Six of these modules were downregulated in ASD, whereas in neurotypical subjects, they were more highly expressed in posterior cortical areas than anterior regions. Four modules, with more expression in anterior regions than in the posterior areas in neurotypical subjects, were upregulated cortex-wide in ASD, attenuating the pattern.
Single-nucleus RNA-seq (snRNA-seq) was performed in some subjects to examine the degree to which gene expression changes reflected cell proportion changes in ASD. The researchers sequenced over 250,000 nuclei from six individuals with ASD and six matched controls and identified 26 distinct cell clusters.

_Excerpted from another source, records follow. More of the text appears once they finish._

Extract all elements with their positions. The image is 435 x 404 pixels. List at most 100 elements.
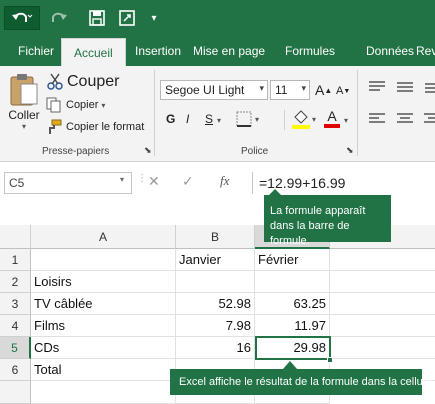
- cell-d2[interactable]: [330, 271, 435, 293]
- clipboard-icon: [10, 74, 38, 106]
- cell-d3[interactable]: [330, 293, 435, 315]
- cell-c4[interactable]: 11.97: [255, 315, 330, 337]
- cell-result-callout-pointer: [283, 361, 297, 369]
- tab-fichier[interactable]: Fichier: [18, 36, 54, 66]
- copy-dropdown-icon: ▾: [101, 100, 106, 110]
- cell-c3[interactable]: 63.25: [255, 293, 330, 315]
- align-middle-icon: [397, 82, 413, 92]
- bold-button[interactable]: G: [166, 110, 175, 128]
- tab-donnees[interactable]: Données: [366, 36, 414, 66]
- name-box[interactable]: C5: [4, 172, 132, 194]
- align-right-icon: [424, 113, 435, 123]
- cell-b4[interactable]: 7.98: [176, 315, 255, 337]
- format-painter-icon: [49, 119, 62, 134]
- row-header-6[interactable]: 6: [0, 359, 31, 381]
- align-top-button[interactable]: [368, 78, 386, 96]
- fill-handle[interactable]: [327, 357, 333, 363]
- scissors-icon: [47, 73, 63, 90]
- decrease-font-button[interactable]: A ▼: [336, 83, 350, 99]
- cell-b3[interactable]: 52.98: [176, 293, 255, 315]
- decrease-font-icon: A: [336, 85, 344, 97]
- tab-insertion[interactable]: Insertion: [135, 36, 181, 66]
- paste-label: Coller: [8, 108, 40, 122]
- borders-button[interactable]: ▾: [236, 110, 259, 128]
- font-size-value: 11: [275, 83, 288, 97]
- formula-bar-callout-pointer: [268, 189, 282, 196]
- cell-a5[interactable]: CDs: [31, 337, 176, 359]
- cancel-formula-button[interactable]: ✕: [148, 173, 160, 190]
- enter-formula-button[interactable]: ✓: [182, 173, 194, 190]
- cell-b5[interactable]: 16: [176, 337, 255, 359]
- ribbon-separator: [284, 110, 285, 130]
- cut-button[interactable]: Couper: [46, 72, 119, 92]
- align-bottom-icon: [425, 83, 435, 93]
- tab-formules[interactable]: Formules: [285, 36, 335, 66]
- cell-c1[interactable]: Février: [255, 249, 330, 271]
- undo-icon: [12, 12, 33, 22]
- formula-bar-callout: La formule apparaît dans la barre de for…: [264, 195, 391, 247]
- paste-dropdown-icon: ▾: [21, 122, 26, 131]
- align-right-button[interactable]: [424, 110, 435, 128]
- cell-b1[interactable]: Janvier: [176, 249, 255, 271]
- align-center-icon: [397, 113, 413, 123]
- align-left-button[interactable]: [368, 110, 386, 128]
- cell-a3[interactable]: TV câblée: [31, 293, 176, 315]
- cell-b2[interactable]: [176, 271, 255, 293]
- underline-dropdown-icon[interactable]: ▾: [217, 114, 221, 126]
- align-middle-button[interactable]: [396, 78, 414, 96]
- align-center-button[interactable]: [396, 110, 414, 128]
- undo-button[interactable]: [4, 6, 40, 30]
- cell-d4[interactable]: [330, 315, 435, 337]
- name-box-dropdown-icon[interactable]: ▾: [120, 175, 124, 184]
- increase-font-icon: A: [315, 82, 325, 98]
- font-name-select[interactable]: Segoe UI Light ▾: [160, 80, 268, 100]
- tab-accueil[interactable]: Accueil: [61, 38, 126, 66]
- ribbon: Coller ▾ Couper Copier ▾ Copier le forma…: [0, 66, 435, 162]
- touch-mode-button[interactable]: [116, 6, 138, 30]
- cell-a4[interactable]: Films: [31, 315, 176, 337]
- paste-button[interactable]: Coller ▾: [6, 72, 42, 142]
- font-launcher-icon[interactable]: ⬊: [346, 145, 354, 156]
- format-painter-button[interactable]: Copier le format: [46, 118, 144, 136]
- redo-button[interactable]: [44, 6, 78, 30]
- column-header-a[interactable]: A: [31, 225, 176, 249]
- row-header-1[interactable]: 1: [0, 249, 31, 271]
- cut-label: Couper: [67, 73, 120, 90]
- row-header-4[interactable]: 4: [0, 315, 31, 337]
- tab-revision[interactable]: Rev: [416, 36, 435, 66]
- font-color-icon: A: [327, 108, 337, 124]
- align-bottom-button[interactable]: [424, 78, 435, 96]
- italic-button[interactable]: I: [186, 110, 189, 128]
- font-group-label: Police: [241, 146, 269, 157]
- select-all-corner[interactable]: [0, 225, 31, 249]
- save-button[interactable]: [86, 6, 108, 30]
- clipboard-launcher-icon[interactable]: ⬊: [144, 145, 152, 156]
- row-header-2[interactable]: 2: [0, 271, 31, 293]
- font-size-select[interactable]: 11 ▾: [270, 80, 310, 100]
- ribbon-tabs: Fichier Accueil Insertion Mise en page F…: [0, 36, 435, 66]
- font-color-button[interactable]: A: [324, 108, 340, 130]
- column-header-b[interactable]: B: [176, 225, 255, 249]
- font-color-swatch: [324, 124, 340, 128]
- underline-button[interactable]: S: [205, 110, 213, 128]
- cell-a2[interactable]: Loisirs: [31, 271, 176, 293]
- ribbon-separator: [357, 70, 358, 156]
- increase-font-button[interactable]: A ▲: [315, 81, 332, 99]
- cell-a6[interactable]: Total: [31, 359, 176, 381]
- row-header-3[interactable]: 3: [0, 293, 31, 315]
- fill-color-button[interactable]: ▾: [292, 108, 316, 130]
- tab-mise-en-page[interactable]: Mise en page: [193, 36, 265, 66]
- insert-function-button[interactable]: fx: [220, 173, 229, 189]
- customize-toolbar-button[interactable]: ▾: [146, 6, 162, 30]
- font-color-dropdown-icon[interactable]: ▾: [344, 114, 348, 126]
- row-header-5[interactable]: 5: [0, 337, 31, 359]
- cell-result-callout: Excel affiche le résultat de la formule …: [170, 369, 434, 395]
- cell-a7[interactable]: [31, 381, 176, 404]
- cell-d1[interactable]: [330, 249, 435, 271]
- row-header-7[interactable]: [0, 381, 31, 404]
- cell-c2[interactable]: [255, 271, 330, 293]
- cell-d5[interactable]: [331, 337, 435, 359]
- copy-button[interactable]: Copier ▾: [46, 96, 105, 114]
- cell-a1[interactable]: [31, 249, 176, 271]
- cell-c5[interactable]: 29.98: [255, 336, 331, 360]
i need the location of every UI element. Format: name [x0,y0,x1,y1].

Furthermore, cell-type deconvolution (CTD) was performed using bulk temporal and frontal methylation profiling data from single-cell methylome analyses. The CTD analyses showed nominal increases and decreases in pre-frontal cortex (PFC) microglia and temporal lobe oligodendrocytes, respectively, in ASD; nevertheless, these cell proportion shifts were not sustained after false-discovery rate (FDR) correction.
Finally, the authors examined cell-type-specific DEG signatures in ASD across occipital, parietal, and temporal lobes. Occipital and parietal cell types exhibited three-to-four-fold more DEGs than in PFC. Most DEG signals were from excitatory neurons, with those from the occipital lobe showing the highest DEG signal.
Conclusions
In summary, the researchers identified gene and transcript expression alterations across the cortex, affecting several neural cell types and biological processes in ASD. Most notably, the observed changes in ASD were more profound in the primary visual cortex (BA17).
The downregulated neuronal energy pathway genes and upregulated reactive microglia and immune response genes were affected cortex-wide in ASD and also exhibited regional gradients. Overall, these results highlighted the molecular changes across the cortex in ASD beyond the previously established upregulated immune/glia and downregulated neuron functional categories.